Schufa rejected the assertion that it was responsible for automated decision-making, asserting that its role was to produce an automated score but that the relevant decision (whether to grant the loan) was taken by the third-party bank. 

Key Findings

The court rejected Schufa’s argument and held that the creation of the credit score was, itself, a relevant automated decision for the purposes of Article 22 GDPR.  This runs contrary to the previous received wisdom that only the ultimate decision-maker – in this case, the bank using the credit score to decide on the loan application – was engaging in automated decision-making.

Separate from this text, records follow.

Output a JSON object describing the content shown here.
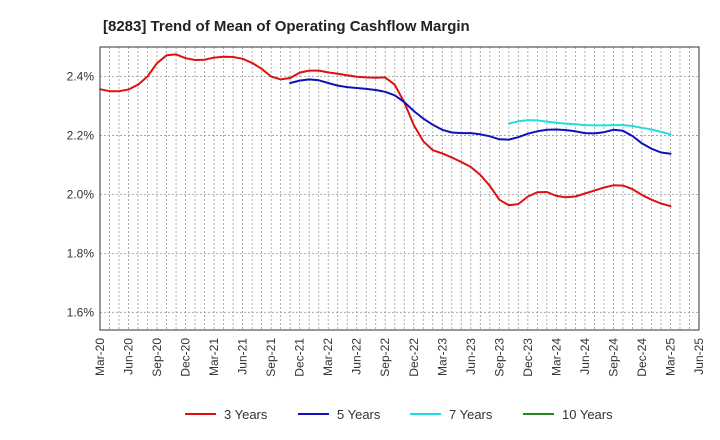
{
  "chart_data": {
    "type": "line",
    "title": "[8283]  Trend of Mean of Operating Cashflow Margin",
    "xlabel": "",
    "ylabel": "",
    "x_tick_labels": [
      "Mar-20",
      "Jun-20",
      "Sep-20",
      "Dec-20",
      "Mar-21",
      "Jun-21",
      "Sep-21",
      "Dec-21",
      "Mar-22",
      "Jun-22",
      "Sep-22",
      "Dec-22",
      "Mar-23",
      "Jun-23",
      "Sep-23",
      "Dec-23",
      "Mar-24",
      "Jun-24",
      "Sep-24",
      "Dec-24",
      "Mar-25",
      "Jun-25"
    ],
    "y_tick_labels": [
      "1.6%",
      "1.8%",
      "2.0%",
      "2.2%",
      "2.4%"
    ],
    "y_ticks": [
      1.6,
      1.8,
      2.0,
      2.2,
      2.4
    ],
    "ylim": [
      1.54,
      2.5
    ],
    "x_unit": "months since Mar-20",
    "xlim": [
      0,
      63
    ],
    "grid": true,
    "legend_position": "bottom",
    "colors": {
      "3 Years": "#dd1111",
      "5 Years": "#1111bb",
      "7 Years": "#22dddd",
      "10 Years": "#228822"
    },
    "series": [
      {
        "name": "3 Years",
        "color": "#dd1111",
        "x": [
          0,
          1,
          2,
          3,
          4,
          5,
          6,
          7,
          8,
          9,
          10,
          11,
          12,
          13,
          14,
          15,
          16,
          17,
          18,
          19,
          20,
          21,
          22,
          23,
          24,
          25,
          26,
          27,
          28,
          29,
          30,
          31,
          32,
          33,
          34,
          35,
          36,
          37,
          38,
          39,
          40,
          41,
          42,
          43,
          44,
          45,
          46,
          47,
          48,
          49,
          50,
          51,
          52,
          53,
          54,
          55,
          56,
          57,
          58,
          59,
          60
        ],
        "y": [
          2.357,
          2.35,
          2.35,
          2.356,
          2.372,
          2.4,
          2.445,
          2.472,
          2.475,
          2.462,
          2.456,
          2.457,
          2.464,
          2.467,
          2.466,
          2.46,
          2.446,
          2.426,
          2.4,
          2.39,
          2.395,
          2.413,
          2.42,
          2.42,
          2.414,
          2.409,
          2.404,
          2.399,
          2.397,
          2.396,
          2.397,
          2.372,
          2.312,
          2.235,
          2.18,
          2.15,
          2.139,
          2.125,
          2.11,
          2.093,
          2.066,
          2.029,
          1.982,
          1.963,
          1.967,
          1.993,
          2.007,
          2.008,
          1.995,
          1.99,
          1.993,
          2.003,
          2.013,
          2.023,
          2.031,
          2.03,
          2.018,
          1.998,
          1.982,
          1.969,
          1.96
        ]
      },
      {
        "name": "5 Years",
        "color": "#1111bb",
        "x": [
          20,
          21,
          22,
          23,
          24,
          25,
          26,
          27,
          28,
          29,
          30,
          31,
          32,
          33,
          34,
          35,
          36,
          37,
          38,
          39,
          40,
          41,
          42,
          43,
          44,
          45,
          46,
          47,
          48,
          49,
          50,
          51,
          52,
          53,
          54,
          55,
          56,
          57,
          58,
          59,
          60
        ],
        "y": [
          2.378,
          2.386,
          2.39,
          2.387,
          2.378,
          2.369,
          2.364,
          2.361,
          2.358,
          2.354,
          2.348,
          2.336,
          2.313,
          2.283,
          2.257,
          2.236,
          2.219,
          2.21,
          2.208,
          2.208,
          2.204,
          2.197,
          2.187,
          2.186,
          2.194,
          2.206,
          2.214,
          2.219,
          2.22,
          2.218,
          2.214,
          2.208,
          2.207,
          2.211,
          2.219,
          2.216,
          2.198,
          2.173,
          2.155,
          2.142,
          2.138
        ]
      },
      {
        "name": "7 Years",
        "color": "#22dddd",
        "x": [
          43,
          44,
          45,
          46,
          47,
          48,
          49,
          50,
          51,
          52,
          53,
          54,
          55,
          56,
          57,
          58,
          59,
          60
        ],
        "y": [
          2.24,
          2.248,
          2.252,
          2.251,
          2.247,
          2.243,
          2.24,
          2.238,
          2.235,
          2.234,
          2.234,
          2.235,
          2.235,
          2.232,
          2.226,
          2.22,
          2.212,
          2.204
        ]
      },
      {
        "name": "10 Years",
        "color": "#228822",
        "x": [],
        "y": []
      }
    ]
  }
}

The following factors were central to the court’s conclusion on this point:

• The score produced by Schufa was considered to play a ‘determining role’ in the decision about whether to grant credit. 
• The court adopted a broad interpretation of the term ‘decision’, finding that it could encompass ‘a number of acts which may affect the data subject in many ways.  Consequently, it did not matter that the ultimate decision about whether to grant credit was not taken by Schufa – there was a sufficiently close nexus between Schufa’s decision about what score to award and the subsequent credit decision.
• Applying a purposive approach, the court also took into account the fact that Schufa was in a much better position that its customer to satisfy the Article 15 GDPR request and to provide meaningful information about the automated decision-making process, including its logic.

Implications

Businesses using algorithms or other automated processes to produce risk scores or similar outputs (for example, identity verification, fraud detection) are likely to be understandably concerned by the potential implications of this judgment.  In general, such companies have developed business models that assume the customer will bear the regulatory risk and responsibility associated with any decision taken using the company’s outputs. 

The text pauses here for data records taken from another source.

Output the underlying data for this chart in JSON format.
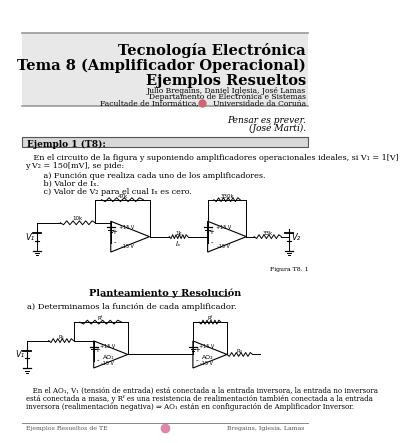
{
  "page_bg": "#ffffff",
  "header_bg": "#e8e8e8",
  "header_border": "#999999",
  "title1": "Tecnología Electrónica",
  "title2": "Tema 8 (Amplificador Operacional)",
  "title3": "Ejemplos Resueltos",
  "authors": "Julio Bregains, Daniel Iglesia, José Lamas",
  "dept": "Departamento de Electrónica e Sistemas",
  "faculty": "Facultade de Informática,      Universidade da Coruña",
  "quote1": "Pensar es prever.",
  "quote2": "(José Martí).",
  "example_label": "Ejemplo 1 (T8):",
  "example_box_bg": "#d8d8d8",
  "body_text1": "   En el circuito de la figura y suponiendo amplificadores operacionales ideales, si V₁ = 1[V]",
  "body_text1b": "y V₂ = 150[mV], se pide:",
  "item_a": "       a) Función que realiza cada uno de los amplificadores.",
  "item_b": "       b) Valor de Iₓ.",
  "item_c": "       c) Valor de V₂ para el cual Iₓ es cero.",
  "section_title": "Planteamiento y Resolución",
  "section_a": "a) Determinamos la función de cada amplificador.",
  "footer_left": "Ejemplos Resueltos de TE",
  "footer_right": "Bregains, Iglesia, Lamas",
  "figure_label": "Figura T8. 1"
}
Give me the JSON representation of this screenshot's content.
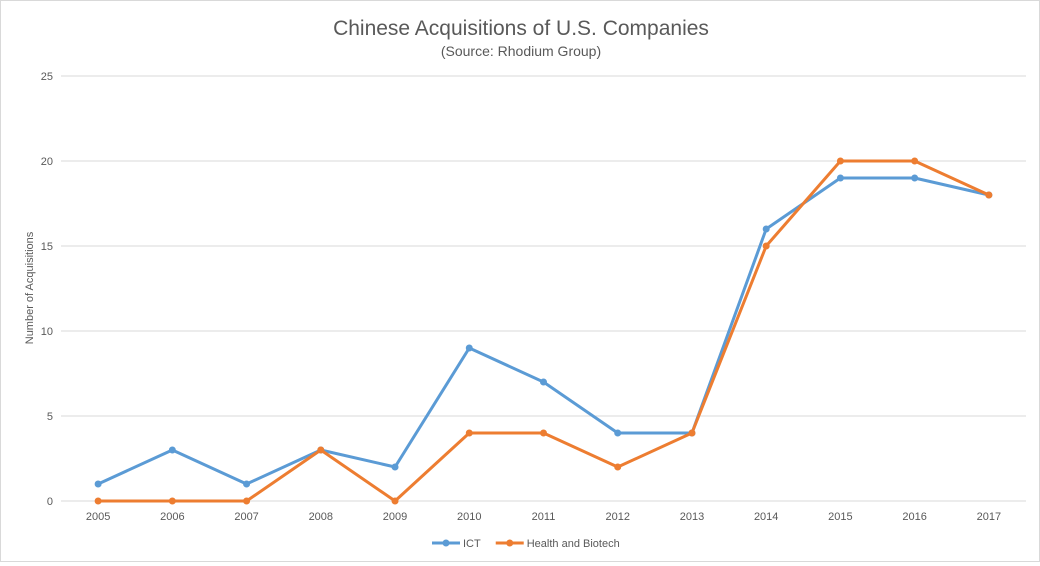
{
  "chart_data": {
    "type": "line",
    "title": "Chinese Acquisitions of U.S. Companies",
    "subtitle": "(Source: Rhodium Group)",
    "xlabel": "",
    "ylabel": "Number of Acquisitions",
    "ylim": [
      0,
      25
    ],
    "yticks": [
      0,
      5,
      10,
      15,
      20,
      25
    ],
    "grid": true,
    "legend_position": "bottom",
    "categories": [
      "2005",
      "2006",
      "2007",
      "2008",
      "2009",
      "2010",
      "2011",
      "2012",
      "2013",
      "2014",
      "2015",
      "2016",
      "2017"
    ],
    "series": [
      {
        "name": "ICT",
        "color": "#5B9BD5",
        "values": [
          1,
          3,
          1,
          3,
          2,
          9,
          7,
          4,
          4,
          16,
          19,
          19,
          18
        ]
      },
      {
        "name": "Health and Biotech",
        "color": "#ED7D31",
        "values": [
          0,
          0,
          0,
          3,
          0,
          4,
          4,
          2,
          4,
          15,
          20,
          20,
          18
        ]
      }
    ]
  }
}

However, it is important that such companies read this judgment carefully and consider the ways in which their business models may be distinguished from those considered in Schufa.  For example:

• To what extent does the company’s customer rely solely or predominantly on the provided output when making a decision?  If the output is one of only a number of factors taken into account by the customer, and in particular if the customer only attaches a moderate degree of weight / significance to this factor, then the circumstances may be sufficiently different. If not, it will be important that the company ensures that customers can rely on one of the exceptions to Article 22 GDPR, namely: explicit consent or necessity for a contract between the customer and the data subjects. Member State law can also provide for an authorisation, where such authorisation lays down “suitable measures” to safeguard the data subject’s rights and freedoms.
• Is the ultimate decision one that has a legal or comparatively significant effect?  For example, a company may be specialised in producing automated marketing profiles / segmentations that are then relied upon by a customer to determine the marketing content to be sent to a consumer.  However, other than in limited special circumstances, it is unlikely that the decision about what marketing content to send to a consumer will constitute a ‘significant’ decision for Article 22 GDPR purposes. For example, in relation to Schufa, it is likely that many of Schufa’s customers do not use the credit scores provided for decisions that have a significant effect on the data subject – for example where the customer is an online shop and only uses the data to decide whether to request payment from a specific customer before or after delivery of their goods or services.

In a quirk of timing, we note that the Schufa judgment was handed down in the same week that the trilogue process around the EU AI Act concluded.  The use of AI systems to make decisions about the offering of credit is one of a number of ‘high risk’ use cases found in the Act.  Going forward, it looks likely that Schufa will become an important touchstone for businesses developing AI-enabled solutions that are relied upon by customers of those businesses in important decision-making processes.